The representatives of Russia and China to the United Nations, Vitaly Churkin and Liu Jieyi, signal the intent of their nations to veto a resolution pertaining to the Syrian Civil War.

The representatives of Russia and China to the United Nations, Vitaly Churkin and Liu Jieyi, signal the intent of their nations to veto a Security Council resolution.

Red Hands

How void of conscience is the hand

that mandates bloodshed on foreign land?

Raise an untouched veto of defiance-

purely preserve a divisive alliance.


Natural is only his transient hesitation,

as he raises his finger

allows it heavenward to linger

in a verdict of damnation.


Now opioids will not soothe him

and the elixir’s comfort eludes him.

For the conscience has returned from its lapse:

“Was my judgement impaired perhaps?”


Driven to despair by guilt dripping

like blood from fatalities of brutality,

the realisation is dawning-

his were the actions of evil’s banality.


So he shall endure self-vilified

A mental fabric embroidered with lead

for those who so needlessly died

when he dyed his hands red.


Raees Noorbhai


The five permanent members of the United Nations Security Council-Russia, the United States, the United Kingdom, France and China-have the power to veto a resolution being considered by the body. This has allowed for these particular nations to stymie action in favor of their interests and allies, at the expense of peace and security. Hence, a fair deal of the criticism of the UN’s effectiveness can be traced back to these Security Council vetoes. This power to prevent action has contributed to the continuation of some of the world’s most horrendously violent conflict.

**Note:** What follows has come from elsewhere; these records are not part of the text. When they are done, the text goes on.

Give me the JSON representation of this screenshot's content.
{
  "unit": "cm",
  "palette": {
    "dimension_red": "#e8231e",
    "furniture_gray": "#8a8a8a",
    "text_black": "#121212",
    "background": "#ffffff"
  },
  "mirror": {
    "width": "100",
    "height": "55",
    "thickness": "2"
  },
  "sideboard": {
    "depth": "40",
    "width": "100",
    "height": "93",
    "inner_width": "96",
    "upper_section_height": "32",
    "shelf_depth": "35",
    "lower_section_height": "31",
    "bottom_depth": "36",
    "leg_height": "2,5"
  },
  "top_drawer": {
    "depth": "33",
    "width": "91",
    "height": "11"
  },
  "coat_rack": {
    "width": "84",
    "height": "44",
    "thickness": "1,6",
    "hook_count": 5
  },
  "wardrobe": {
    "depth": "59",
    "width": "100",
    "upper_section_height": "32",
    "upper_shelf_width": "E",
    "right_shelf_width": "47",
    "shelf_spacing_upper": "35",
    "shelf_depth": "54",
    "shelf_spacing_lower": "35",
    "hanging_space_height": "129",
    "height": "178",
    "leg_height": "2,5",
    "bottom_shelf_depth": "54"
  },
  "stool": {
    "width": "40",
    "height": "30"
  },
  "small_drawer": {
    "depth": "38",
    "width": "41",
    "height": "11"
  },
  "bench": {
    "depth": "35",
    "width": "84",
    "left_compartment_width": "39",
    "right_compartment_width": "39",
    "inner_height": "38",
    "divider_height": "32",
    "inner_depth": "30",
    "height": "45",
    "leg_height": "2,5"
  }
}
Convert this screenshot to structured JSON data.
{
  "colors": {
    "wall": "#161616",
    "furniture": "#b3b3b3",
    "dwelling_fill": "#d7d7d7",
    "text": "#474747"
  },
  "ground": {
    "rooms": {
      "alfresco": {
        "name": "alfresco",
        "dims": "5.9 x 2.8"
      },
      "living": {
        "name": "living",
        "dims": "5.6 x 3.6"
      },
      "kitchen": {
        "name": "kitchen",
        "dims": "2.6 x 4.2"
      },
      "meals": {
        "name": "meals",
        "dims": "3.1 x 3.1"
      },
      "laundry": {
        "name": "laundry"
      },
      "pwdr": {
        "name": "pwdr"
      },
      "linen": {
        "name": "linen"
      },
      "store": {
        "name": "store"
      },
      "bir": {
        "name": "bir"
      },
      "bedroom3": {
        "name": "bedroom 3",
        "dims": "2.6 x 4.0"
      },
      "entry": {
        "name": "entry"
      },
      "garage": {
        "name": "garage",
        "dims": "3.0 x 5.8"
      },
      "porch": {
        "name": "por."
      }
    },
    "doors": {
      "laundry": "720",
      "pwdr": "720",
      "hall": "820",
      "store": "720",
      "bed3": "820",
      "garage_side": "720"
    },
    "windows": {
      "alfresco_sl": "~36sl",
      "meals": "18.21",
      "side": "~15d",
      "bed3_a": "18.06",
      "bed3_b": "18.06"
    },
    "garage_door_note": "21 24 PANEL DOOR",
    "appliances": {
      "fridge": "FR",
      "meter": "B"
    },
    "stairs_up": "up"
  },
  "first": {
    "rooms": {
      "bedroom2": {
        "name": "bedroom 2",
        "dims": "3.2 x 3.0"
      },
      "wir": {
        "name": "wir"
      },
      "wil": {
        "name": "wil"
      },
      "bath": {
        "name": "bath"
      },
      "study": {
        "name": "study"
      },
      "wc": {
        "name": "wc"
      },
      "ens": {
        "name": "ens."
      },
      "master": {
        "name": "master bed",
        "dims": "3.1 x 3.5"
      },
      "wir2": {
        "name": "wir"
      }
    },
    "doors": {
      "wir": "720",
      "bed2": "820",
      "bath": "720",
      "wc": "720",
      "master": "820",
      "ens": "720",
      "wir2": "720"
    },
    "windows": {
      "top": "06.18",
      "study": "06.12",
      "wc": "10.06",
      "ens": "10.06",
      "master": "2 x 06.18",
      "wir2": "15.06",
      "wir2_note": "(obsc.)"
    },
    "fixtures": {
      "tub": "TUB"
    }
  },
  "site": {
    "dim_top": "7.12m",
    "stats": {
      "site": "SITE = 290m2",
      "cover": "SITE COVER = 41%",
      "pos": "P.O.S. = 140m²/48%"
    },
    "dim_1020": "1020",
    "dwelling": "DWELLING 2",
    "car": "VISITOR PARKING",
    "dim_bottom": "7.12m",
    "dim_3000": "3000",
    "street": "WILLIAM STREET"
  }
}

With the complexity of causality in mind, this poem explores the path of a (fictional) representative to the UN who vetoed on orders from his home country-and thereafter was consumed by guilt, as he felt increasingly responsible for the consequent brutality and bloodshed. It is a testament to the banality of evil and was largely inspired by the repetitive prevention of action by China and Russia on the bloody Syrian Civil War, which has now extinguished close to 170 000 lives and displaced millions more. However, as the onslaught on Gaza rages on, one can’t help but mention the dozens of times the United States has wielded its veto to prevent action being taken against crimes committed by the Israeli government.

The poem therefore is meant to prompt consideration of Security Council structural reform. It is a call for the international community to commit to concrete action and put humanitarian ideals above alliances and interests. It is, above all else, a cautionary plea for nations to give peace a chance.